Clustering of multi-view relational data based on particle swarm optimization
Introduction
Clustering algorithms separate a set of objects into groups or clusters, so that objects within a given cluster have high degree of similarity but are dissimilar regarding objects in other clusters. These methods are widely applied in many areas, including fields such as data mining, statistics, biology, machine learning, document retrieval and pattern recognition (Armano, Farmani, 2016, Han, Kamber, Pei, 2012, Jain, Murty, Flynn, 1999).
In several real-world applications, data have multiple representations or sources, which usually have complementary information and can be used to improve the accuracy of the clustering task (Wang, Dou, Liu, Lv, Li, 2016, Zhang, Wang, Zong, Yu, 2016, Zhang, Zhao, Zong, Liu, Yu, 2014). Each view may represent different data aspects (Jiang, Qiu, & Wang, 2016a). Therefore, it is essential to integrate these views to generate more robust and accurate clustering, instead of considering only a single data view (Li, Nie, Huang, Huang, 2015, Zhang, Wang, Huang, Zheng, 2017).

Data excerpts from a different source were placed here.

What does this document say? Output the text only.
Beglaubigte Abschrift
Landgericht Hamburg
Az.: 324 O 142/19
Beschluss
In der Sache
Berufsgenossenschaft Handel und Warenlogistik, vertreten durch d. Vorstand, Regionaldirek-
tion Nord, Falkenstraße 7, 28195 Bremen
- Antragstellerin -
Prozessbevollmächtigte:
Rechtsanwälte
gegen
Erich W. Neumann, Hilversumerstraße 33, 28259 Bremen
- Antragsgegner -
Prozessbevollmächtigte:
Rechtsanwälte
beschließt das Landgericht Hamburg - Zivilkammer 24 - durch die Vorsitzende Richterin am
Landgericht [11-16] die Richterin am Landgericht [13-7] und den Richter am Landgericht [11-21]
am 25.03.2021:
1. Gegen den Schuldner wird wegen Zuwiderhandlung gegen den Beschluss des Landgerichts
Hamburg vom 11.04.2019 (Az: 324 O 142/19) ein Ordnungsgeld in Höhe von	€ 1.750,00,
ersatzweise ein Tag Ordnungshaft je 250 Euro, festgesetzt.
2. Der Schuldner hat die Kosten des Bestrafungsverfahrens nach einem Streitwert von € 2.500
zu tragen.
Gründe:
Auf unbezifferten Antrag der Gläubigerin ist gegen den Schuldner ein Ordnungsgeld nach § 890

According to Xu, Han, Nie, and Li (2017) and Long, Yu, and Zhang (2008), the efficient clustering of multi-view data is challenging. Xu, Wang, and Lai (2016) pointed out that combining multiple views of a data set to improve performance in data clustering is a significant research challenge. Multi-view data clustering is usually modeled as an optimization problem. Therefore, nature-inspired meta-heuristics can be interesting tools for evolving a set of candidate solutions and thus determining a near-optimal partitioning of the data set.
The number of possible partitions grows exponentially when the size of data set and the number of clusters rises (Jain & Dubes, 1988). Instead of exhaustive enumeration of all possible partitions to achieve optimal global partition, heuristic methods can be used (Han et al., 2012). In particular, meta-heuristics are methods which coordinate solutions in the search space trying to avoid local optima to solve generic optimization problems (Gendreau & Potvin, 2010). Once data clustering can be modeled as an optimization problem, nature-inspired meta-heuristics (such as Particle Swarm Optimization - PSO) can be applied for evolving a set of candidate solutions and thus determining a near-optimal partitioning of the data set.
PSO has become one of the most popular population-based meta-heuristic due to its simplicity and versatility (Filho, Pimentel, Souza, Oliveira, 2015, Rana, Jasola, Kumar, 2011). These facts have motivated researchers to propose PSO-based algorithms for hard and soft clustering of vector data. PSO-based clustering methods have shown improved results when compared to traditional partitioning algorithms such as K-means, K-medoids and Fuzzy C-means.
The two most common representations of objects in which clustering can be based upon are vector data and relational data. In vector data, each object is described by a vector of quantitative or qualitative values. In this case, data is represented by a n × l data matrix, assuming n objects described by l attributes. Alternatively, when each pair of objects is represented by a relationship (expressed, for example, by dissimilarity), the set of relationships is called relational data. Usually, the set of objects is represented by a single dissimilarity matrix containing the relational descriptions of all pairs of objects. Despite the fact that clustering of relational data has received less attention, according to Frigui, Hwang, and Chung-Hoon Rhee (2007), relational data clustering is more general in the sense that it applies to situations in which the objects to be clustered cannot be described by vector data.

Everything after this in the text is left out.